Much of our bulletin work and a good portion of our pulpit work has to do with warning brethren of evils all around us. We never make an apology for this, noting that a goodly amount of the Bible deals in negative material. The profitableness of the Bible is said to be in the area of reproof and correction, as well as doctrine and instruction in righteousness (II Timothy 3:16). The young preacher Timothy was told to use the Word in reproving and rebuking, as well as exhorting (4:2). So, we have in the past, and will in the future, devote considerable space and time to warning brethren.
As a preacher, I would rather face the brethren in judgment, having warned them repeatedly (and having been called a “negative” preacher), than to face them and see them lost, and have them ask me, “Why didn’t you point out these dangers?” We find Ezekiel stressing that when the wicked are warned, then the person giving the warning has “delivered thy soul” (Ezekiel 3:17-19). We are, and must be, constantly in the business of keeping our own heads pure from other men’s blood (Acts 20:26).
The church, in its history, has weathered many storms. When the calm returns, we may be a smaller brotherhood, but we will be a stronger one for the hardships we have experienced. For all of our warnings concerning liberalism, modernism, permissiveness, worldliness, and apostasy, if the world stands, we confidently believe in good days ahead. The church may be smaller in size, for having lost many to these evil forces, but it will be a faithful and spiritual body. God has always had a pruning process, whether in response to His commands regarding discipline, or in the natural order of things whereby men leave us due to having already left us in spirit (I John 2:19). Nevertheless, in the turmoil used by Satan to take men away, the body of Christ is cleansed.
One reason we believe in good days ahead is the conviction that men can tire of their own filth, in time. That can happen in a nation. A society can cut loose its moorings into an abyss of degradation and depravity. Given time, though, it can happen that finally the basically good people can sicken of the filth around them, and come to say, “That’s it! No More!” They can begin to take corrective action.
We believe such will take place, if the world stands, in the church of the Lord. Already in some places brethren have decided that gimmickry is not spirituality, and some are crying out: “Why can’t we have Bible in our classrooms and from the pulpits?” They will—those with real spirituality that is—come to see what is really the work of the kingdom, and also to see that the church is not a “fun house” where everything is geared to our pleasure.

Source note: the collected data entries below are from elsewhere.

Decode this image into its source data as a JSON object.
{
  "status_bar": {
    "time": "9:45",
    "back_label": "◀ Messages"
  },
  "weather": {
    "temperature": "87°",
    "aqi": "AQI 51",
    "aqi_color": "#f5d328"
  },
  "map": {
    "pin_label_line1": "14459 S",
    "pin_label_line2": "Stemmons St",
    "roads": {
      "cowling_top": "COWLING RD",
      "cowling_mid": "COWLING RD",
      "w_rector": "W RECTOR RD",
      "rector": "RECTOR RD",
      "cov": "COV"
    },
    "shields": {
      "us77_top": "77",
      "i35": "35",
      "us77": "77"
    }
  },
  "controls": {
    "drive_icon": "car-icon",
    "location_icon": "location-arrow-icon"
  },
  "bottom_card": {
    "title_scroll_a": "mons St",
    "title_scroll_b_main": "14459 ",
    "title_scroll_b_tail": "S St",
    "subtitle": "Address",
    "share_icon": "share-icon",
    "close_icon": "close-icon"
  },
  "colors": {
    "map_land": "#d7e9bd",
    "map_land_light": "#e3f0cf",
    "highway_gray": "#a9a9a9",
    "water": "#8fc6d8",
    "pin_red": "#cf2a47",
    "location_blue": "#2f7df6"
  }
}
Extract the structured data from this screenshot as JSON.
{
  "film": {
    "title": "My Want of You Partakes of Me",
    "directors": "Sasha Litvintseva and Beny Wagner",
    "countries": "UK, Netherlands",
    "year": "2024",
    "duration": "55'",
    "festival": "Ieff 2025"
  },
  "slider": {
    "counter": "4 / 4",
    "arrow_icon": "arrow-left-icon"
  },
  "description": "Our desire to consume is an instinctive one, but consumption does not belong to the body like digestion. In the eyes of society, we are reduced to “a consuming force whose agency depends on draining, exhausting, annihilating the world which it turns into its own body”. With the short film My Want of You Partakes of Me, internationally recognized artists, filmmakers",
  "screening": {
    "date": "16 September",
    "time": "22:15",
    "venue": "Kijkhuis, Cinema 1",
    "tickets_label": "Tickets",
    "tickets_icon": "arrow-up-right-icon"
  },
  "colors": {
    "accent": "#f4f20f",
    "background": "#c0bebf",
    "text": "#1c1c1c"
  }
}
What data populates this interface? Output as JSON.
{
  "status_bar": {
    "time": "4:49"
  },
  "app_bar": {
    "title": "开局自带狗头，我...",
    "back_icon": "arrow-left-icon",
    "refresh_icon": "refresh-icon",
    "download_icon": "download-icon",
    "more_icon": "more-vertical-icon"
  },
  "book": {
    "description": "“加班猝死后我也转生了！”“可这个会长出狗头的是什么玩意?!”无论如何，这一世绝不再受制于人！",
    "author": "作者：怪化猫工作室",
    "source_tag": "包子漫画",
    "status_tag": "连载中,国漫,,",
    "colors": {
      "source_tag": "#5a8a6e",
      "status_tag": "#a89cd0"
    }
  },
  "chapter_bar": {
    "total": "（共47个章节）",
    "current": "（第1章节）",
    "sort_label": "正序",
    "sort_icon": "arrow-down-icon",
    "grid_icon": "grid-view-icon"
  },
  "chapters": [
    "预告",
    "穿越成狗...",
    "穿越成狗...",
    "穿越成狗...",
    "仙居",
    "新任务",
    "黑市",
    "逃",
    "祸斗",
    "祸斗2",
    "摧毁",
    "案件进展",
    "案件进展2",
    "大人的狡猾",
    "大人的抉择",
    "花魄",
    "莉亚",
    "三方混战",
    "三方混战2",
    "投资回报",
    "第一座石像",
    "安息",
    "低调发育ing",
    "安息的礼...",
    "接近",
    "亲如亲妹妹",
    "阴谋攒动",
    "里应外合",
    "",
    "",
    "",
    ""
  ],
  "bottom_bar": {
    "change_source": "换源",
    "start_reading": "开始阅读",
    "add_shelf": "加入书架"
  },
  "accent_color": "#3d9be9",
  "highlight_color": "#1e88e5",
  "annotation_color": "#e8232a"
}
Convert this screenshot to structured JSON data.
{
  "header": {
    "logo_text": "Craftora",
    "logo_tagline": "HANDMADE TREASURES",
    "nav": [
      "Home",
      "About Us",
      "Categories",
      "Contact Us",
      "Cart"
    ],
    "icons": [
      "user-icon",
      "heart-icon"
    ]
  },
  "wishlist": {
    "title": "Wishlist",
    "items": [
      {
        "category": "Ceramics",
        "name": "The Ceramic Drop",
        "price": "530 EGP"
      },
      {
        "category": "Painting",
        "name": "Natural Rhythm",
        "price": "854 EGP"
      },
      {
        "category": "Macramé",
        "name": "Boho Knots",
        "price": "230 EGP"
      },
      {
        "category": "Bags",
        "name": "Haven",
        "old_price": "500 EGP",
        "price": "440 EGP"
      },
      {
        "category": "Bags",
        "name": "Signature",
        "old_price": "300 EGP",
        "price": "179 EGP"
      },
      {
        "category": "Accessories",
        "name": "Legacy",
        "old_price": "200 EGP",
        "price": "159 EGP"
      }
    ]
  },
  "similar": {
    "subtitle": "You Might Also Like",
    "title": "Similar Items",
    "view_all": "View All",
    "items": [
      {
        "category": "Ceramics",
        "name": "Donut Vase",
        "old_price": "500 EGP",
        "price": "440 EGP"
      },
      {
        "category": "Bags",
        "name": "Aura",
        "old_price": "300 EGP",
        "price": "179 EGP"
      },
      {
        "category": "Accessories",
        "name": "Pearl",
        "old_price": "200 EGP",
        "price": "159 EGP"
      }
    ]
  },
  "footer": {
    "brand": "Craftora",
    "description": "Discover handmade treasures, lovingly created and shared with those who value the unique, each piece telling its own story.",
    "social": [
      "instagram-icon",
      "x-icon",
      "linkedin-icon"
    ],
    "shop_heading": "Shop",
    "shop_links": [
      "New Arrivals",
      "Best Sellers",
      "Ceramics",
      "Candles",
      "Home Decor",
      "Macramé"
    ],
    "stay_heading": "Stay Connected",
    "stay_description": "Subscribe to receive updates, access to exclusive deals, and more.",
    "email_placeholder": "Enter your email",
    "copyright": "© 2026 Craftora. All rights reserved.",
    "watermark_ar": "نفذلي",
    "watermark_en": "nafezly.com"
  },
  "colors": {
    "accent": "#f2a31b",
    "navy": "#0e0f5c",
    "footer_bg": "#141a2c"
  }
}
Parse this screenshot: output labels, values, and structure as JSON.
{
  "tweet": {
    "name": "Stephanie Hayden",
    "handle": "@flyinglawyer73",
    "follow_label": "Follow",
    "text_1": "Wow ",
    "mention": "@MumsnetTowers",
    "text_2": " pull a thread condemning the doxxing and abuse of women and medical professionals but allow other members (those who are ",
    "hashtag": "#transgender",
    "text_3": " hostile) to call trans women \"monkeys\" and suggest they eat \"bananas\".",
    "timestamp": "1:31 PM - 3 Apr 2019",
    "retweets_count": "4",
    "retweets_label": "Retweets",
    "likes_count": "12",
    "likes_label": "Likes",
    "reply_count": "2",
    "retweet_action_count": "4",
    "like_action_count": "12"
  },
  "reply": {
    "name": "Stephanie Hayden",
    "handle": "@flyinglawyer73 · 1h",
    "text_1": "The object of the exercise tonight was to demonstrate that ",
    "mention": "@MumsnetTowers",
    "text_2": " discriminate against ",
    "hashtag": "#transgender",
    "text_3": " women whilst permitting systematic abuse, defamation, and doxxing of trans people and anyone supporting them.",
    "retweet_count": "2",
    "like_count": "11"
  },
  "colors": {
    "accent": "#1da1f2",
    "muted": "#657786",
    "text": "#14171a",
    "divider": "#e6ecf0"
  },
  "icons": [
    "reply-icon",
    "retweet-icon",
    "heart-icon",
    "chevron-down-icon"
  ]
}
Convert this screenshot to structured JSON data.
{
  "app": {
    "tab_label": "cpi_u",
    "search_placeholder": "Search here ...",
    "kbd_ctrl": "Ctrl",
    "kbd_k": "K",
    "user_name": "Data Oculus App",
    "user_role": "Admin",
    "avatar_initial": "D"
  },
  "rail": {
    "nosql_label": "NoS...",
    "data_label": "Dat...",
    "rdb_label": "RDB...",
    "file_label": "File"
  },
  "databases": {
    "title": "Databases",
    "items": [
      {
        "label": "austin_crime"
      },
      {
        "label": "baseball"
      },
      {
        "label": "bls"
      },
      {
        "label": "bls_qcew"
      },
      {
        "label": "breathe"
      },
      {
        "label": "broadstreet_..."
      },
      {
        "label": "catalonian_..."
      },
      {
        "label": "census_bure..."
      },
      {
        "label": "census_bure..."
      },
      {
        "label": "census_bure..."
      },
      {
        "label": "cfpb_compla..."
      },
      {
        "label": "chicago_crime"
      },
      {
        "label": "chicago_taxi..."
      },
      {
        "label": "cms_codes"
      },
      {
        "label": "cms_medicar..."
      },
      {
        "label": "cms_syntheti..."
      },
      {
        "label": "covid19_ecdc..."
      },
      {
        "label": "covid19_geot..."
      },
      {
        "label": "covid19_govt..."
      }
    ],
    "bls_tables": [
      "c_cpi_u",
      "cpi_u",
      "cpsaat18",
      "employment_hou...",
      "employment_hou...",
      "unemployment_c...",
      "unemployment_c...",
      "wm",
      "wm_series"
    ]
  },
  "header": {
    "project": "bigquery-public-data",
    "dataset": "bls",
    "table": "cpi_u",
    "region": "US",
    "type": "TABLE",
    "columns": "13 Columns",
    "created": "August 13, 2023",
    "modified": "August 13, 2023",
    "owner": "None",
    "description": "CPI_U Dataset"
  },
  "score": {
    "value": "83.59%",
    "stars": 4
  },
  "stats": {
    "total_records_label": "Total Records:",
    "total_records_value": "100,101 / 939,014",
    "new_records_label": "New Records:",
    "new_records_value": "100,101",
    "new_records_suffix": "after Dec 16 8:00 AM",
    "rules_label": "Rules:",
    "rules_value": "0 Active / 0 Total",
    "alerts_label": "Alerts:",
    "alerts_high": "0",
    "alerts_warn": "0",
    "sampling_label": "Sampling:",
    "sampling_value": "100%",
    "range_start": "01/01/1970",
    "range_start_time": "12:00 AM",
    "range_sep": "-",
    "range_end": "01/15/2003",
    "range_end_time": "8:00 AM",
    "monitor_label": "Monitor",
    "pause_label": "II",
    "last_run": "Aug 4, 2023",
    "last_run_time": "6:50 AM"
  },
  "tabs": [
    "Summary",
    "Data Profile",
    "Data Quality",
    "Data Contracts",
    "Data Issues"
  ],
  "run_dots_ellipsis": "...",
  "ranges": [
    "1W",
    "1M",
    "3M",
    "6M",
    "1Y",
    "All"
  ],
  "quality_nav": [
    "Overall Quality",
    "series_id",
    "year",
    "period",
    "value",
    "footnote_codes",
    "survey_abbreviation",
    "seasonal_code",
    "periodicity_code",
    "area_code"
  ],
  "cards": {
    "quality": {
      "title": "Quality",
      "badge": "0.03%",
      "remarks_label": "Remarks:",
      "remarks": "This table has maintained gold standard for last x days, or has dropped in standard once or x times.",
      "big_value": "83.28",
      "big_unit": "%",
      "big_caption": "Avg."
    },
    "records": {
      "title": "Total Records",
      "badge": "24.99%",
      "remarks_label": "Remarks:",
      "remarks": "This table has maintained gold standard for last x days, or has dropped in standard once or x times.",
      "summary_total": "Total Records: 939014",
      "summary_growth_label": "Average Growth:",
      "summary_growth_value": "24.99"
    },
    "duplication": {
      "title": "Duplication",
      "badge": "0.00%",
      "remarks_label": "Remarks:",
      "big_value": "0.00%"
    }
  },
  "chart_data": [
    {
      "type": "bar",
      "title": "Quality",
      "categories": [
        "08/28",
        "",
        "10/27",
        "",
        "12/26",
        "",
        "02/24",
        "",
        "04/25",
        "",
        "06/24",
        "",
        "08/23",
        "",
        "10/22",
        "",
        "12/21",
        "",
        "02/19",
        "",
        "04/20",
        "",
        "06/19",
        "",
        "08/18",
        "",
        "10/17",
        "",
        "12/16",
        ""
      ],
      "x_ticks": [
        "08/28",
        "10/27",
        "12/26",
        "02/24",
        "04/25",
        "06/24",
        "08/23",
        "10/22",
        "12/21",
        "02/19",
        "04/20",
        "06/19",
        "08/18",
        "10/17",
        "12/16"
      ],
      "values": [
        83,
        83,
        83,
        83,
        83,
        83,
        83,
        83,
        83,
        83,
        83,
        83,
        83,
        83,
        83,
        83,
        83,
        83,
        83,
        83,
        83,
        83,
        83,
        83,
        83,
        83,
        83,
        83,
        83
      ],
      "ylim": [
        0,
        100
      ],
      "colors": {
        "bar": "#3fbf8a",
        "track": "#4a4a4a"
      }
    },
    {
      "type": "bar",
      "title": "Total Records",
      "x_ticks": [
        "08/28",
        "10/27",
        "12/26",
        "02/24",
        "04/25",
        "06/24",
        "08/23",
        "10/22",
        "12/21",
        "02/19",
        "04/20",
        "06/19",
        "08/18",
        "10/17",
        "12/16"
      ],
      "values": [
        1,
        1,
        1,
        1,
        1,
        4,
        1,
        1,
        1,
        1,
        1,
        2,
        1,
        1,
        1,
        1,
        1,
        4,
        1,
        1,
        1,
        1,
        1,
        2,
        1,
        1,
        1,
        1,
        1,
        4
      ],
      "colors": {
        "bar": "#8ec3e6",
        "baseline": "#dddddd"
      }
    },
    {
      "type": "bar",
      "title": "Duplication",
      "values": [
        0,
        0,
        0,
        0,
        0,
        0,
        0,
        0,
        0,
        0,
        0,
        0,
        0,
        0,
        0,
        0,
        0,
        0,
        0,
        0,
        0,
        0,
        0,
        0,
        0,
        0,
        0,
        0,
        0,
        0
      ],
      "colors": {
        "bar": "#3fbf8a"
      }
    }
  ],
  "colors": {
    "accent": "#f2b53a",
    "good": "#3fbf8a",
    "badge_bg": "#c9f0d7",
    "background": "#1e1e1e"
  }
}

Rather, men who are spiritual learn to take their pleasure in the things pleasing to God. Many will see loved ones lost forever, and many parents will perhaps be shaken in realizing that they have lost their children, before there is that awakening. But, in time, it will come. Once more we declare that men finally can sicken of their own filth, and then will move toward cleansing. We believe good days, while perhaps yet years away, will come. Finally, brethren will realize what has been said all along, “the gospel is the power of God unto salvation!” (Romans 1:16).